Salt was also plentiful in the area around Stomp (Stamp) Creek, (what we now call Storm Creek). The very name Stomp Creek was given to the stream because the deer would stomp the ground to get to the salt. Men would come for miles to collect the salt and then barter it in New Orleans.

For others, it was a chance to begin anew, to claim one of the eighteen land grants bestowed after the war, to stake unclaimed land in uncharted wilderness, and for some, a place to escape the penalties of murder, robbery and gambling debts. And so they came, and with them came the determination, courage and fortitude to clear the land and build the first settlements.
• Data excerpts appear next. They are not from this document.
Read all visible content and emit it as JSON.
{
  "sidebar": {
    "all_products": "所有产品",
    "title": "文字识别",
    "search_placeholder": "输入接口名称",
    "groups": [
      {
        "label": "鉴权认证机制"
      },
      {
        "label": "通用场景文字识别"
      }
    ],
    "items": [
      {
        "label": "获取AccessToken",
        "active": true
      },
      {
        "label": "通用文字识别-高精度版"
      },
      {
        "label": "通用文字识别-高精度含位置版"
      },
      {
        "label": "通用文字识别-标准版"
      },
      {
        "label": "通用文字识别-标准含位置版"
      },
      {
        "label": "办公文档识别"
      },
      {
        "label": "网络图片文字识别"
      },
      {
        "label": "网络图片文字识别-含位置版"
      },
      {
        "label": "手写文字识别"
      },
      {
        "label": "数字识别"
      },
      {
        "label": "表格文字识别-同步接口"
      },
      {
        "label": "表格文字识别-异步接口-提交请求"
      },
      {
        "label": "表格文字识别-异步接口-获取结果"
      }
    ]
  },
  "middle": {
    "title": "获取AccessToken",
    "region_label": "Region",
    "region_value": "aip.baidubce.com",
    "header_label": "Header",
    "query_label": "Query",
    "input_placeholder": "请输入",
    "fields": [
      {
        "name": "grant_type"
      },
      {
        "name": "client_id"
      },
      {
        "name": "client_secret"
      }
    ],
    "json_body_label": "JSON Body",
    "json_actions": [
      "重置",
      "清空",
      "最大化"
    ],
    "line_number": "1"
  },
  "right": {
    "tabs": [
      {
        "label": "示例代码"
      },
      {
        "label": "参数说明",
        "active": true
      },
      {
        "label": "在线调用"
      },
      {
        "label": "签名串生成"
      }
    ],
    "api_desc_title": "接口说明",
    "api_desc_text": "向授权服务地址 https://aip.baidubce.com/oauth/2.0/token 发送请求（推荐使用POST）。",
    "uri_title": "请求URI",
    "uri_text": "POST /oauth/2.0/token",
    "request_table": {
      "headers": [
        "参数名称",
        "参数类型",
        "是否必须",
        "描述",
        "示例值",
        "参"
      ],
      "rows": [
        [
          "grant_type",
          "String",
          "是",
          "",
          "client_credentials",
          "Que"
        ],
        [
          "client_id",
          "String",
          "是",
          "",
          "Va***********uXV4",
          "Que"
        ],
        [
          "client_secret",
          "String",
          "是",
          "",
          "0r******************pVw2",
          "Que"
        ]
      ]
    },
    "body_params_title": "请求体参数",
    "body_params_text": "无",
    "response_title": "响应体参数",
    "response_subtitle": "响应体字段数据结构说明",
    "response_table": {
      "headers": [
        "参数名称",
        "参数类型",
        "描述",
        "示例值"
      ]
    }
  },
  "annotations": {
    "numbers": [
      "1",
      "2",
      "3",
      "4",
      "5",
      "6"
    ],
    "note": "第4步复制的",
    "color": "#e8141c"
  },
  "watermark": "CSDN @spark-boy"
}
By 1805, there were twenty-seven documented families living in and along a stretch of the Low Road, from what we know today as the Clancy Farm all the way to Phillips Bayou. Some of the settlers lived in poverty, with one traveler stating that he came upon a ramshackle log cabin with one acre of cleared land. The owner of the cabin was using the butt of his gun to grind corn on a stump for his family. Others, such as Sylvanus Phillips (our first settler who came in 1797), William Patterson, Phoebe Dunn, Daniel Mooney and William Russell fared much better, and with hard work were able to maintain a decent livelihood.

This area, along the flowing waters of the Mississippi, was the beginning of our local settlement history. Soon the second wave of settlers would come, and towns, grist mills, saw mills, churches and cemeteries would fill the area along the Low Road, a road that even today is filled with a natural beauty and remains, for the most part, unblemished by the hands of man.


Primary sources for these articles include the Phillips County Historical Quarterlies, Shinn's Pioneers and Makers of Arkansas; Biographical and Historical Memoirs of Eastern Arkansas; Down the Great River by Glazier; Arkansas Historical Documents and Land Grants; The Encyclopedia of Arkansas History and Culture; Courts and Lawyers on the Arkansas Frontier; Mark Twain's Life on the Mississippi; USGenWeb; Ancestry.com; FamilySearch.org; Phillips DNA Project.